Every motor manufacturer gathers endless amounts of data from millions of miles of vehicle testing, but nothing really beats the data gathered from everyday use by regular drivers. It therefore makes complete sense that Tesla wants to utilize the onboard cameras already being used for Autopilot systems on its cars to make the technology even better.

However, at a time when we're regularly being bombarded with news of even some of the planet's biggest tech companies being hacked, it does raise the issue of how vulnerable Tesla cars are to being hacked, especially when the company itself is looking to harvest data in this way.

Tesla is looking to assure customers that it will protect their privacy if they agree to the company downloading and using these short video clips, even though they admit the data will be shared with its partners.

A company statement says, "We want to be super clear that these short video clips are not linked to your vehicle identification number.
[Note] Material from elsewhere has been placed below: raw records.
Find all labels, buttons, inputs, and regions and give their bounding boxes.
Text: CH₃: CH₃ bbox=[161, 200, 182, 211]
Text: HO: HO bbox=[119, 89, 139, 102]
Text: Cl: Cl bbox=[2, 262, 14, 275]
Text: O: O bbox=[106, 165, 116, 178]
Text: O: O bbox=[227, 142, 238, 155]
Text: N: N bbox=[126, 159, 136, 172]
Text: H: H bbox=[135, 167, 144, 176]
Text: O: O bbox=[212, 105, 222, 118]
In order to protect your privacy, we have ensured that there is no way to search our system for clips that are associated with a specific car."

If you're not happy with this data from your car being gathered and shared you can always refuse permission. But as there has already been plenty of publicity surrounding the potential for hackers to actually take control of modern connected vehicles remotely, it remains to be seen how reassured potential buyers will be by Tesla's claims for the privacy of the data.

The most recent update to Tesla's software improved a number of Autopilot features for second-generation hardware equipped models. It's now capable of doing more to brake or steer to avoid an accident, but after the download, customers were asked to give that approval for the new data sharing policy for video gathered from the car's exterior cameras and other data.